IDF soldier Gilad Shalit
IDF soldier Gilad Shalit
Israel news photo: screenshot of Hamas video

Amos Levitov, an Israeli Air Force navigator who was captured during the 1967-1970 War of Attrition with Egypt, recently spoke about his experience as a prisoner of war for three and a half years.

Speaking with Israel’s Channel 1 television, Levitov explained that one of the most difficult ordeals during captivity was the loneliness. “It was a very difficult world,” he stated. Levitov was a combat navigator in the Israeli Air Force. During the War of Attrition, his plane went down in Egypt and he was captured and held captive for three and a half years.  

What kept him going? “I started to believe in G-d,” Levitov explains. “I asked him for helped and I somehow got the aid I needed.” In addition, Levitov indicated that optimism significantly helped him too. “You have to be optimistic and then challenges become are easier to deal with. The most encouraging factor is the belief that your state and army stands behind you, and they will do everything to bring you back home.”
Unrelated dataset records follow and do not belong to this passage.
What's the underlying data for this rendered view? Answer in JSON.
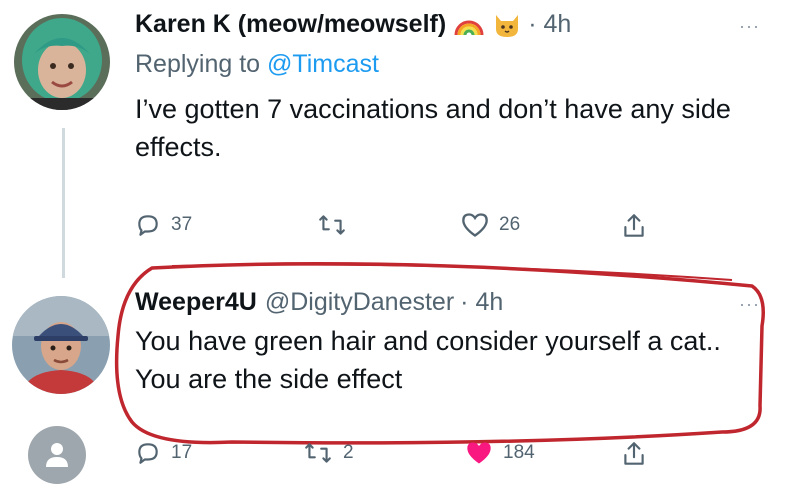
{
  "tweet1": {
    "name": "Karen K (meow/meowself)",
    "time": "· 4h",
    "more": "···",
    "reply_prefix": "Replying to ",
    "reply_handle": "@Timcast",
    "text": "I’ve gotten 7 vaccinations and don’t have any side effects.",
    "replies": "37",
    "likes": "26",
    "icons": [
      "rainbow-emoji",
      "cat-emoji",
      "reply-icon",
      "retweet-icon",
      "heart-icon",
      "share-icon"
    ]
  },
  "tweet2": {
    "name": "Weeper4U",
    "handle": "@DigityDanester",
    "time": "· 4h",
    "more": "···",
    "text": "You have green hair and consider yourself a cat.. You are the side effect",
    "replies": "17",
    "retweets": "2",
    "likes": "184",
    "icons": [
      "reply-icon",
      "retweet-icon",
      "heart-filled-icon",
      "share-icon"
    ]
  },
  "colors": {
    "text": "#0f1419",
    "muted": "#536471",
    "link": "#1d9bf0",
    "like_active": "#f91880",
    "annotation": "#c0262d"
  }
}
According to Levitov, Gilad Shalit will need much warmth and love when he returns home.

Levitov’s experience during his captivity has found expression in a series of lectures and workshops he has given in the past few years. He believes that his ability to withstand intense pressure was a skill he was able to attain as a prisoner of war. Levitov’s motto for life continues to be, “where there’s a will, there’s a way.”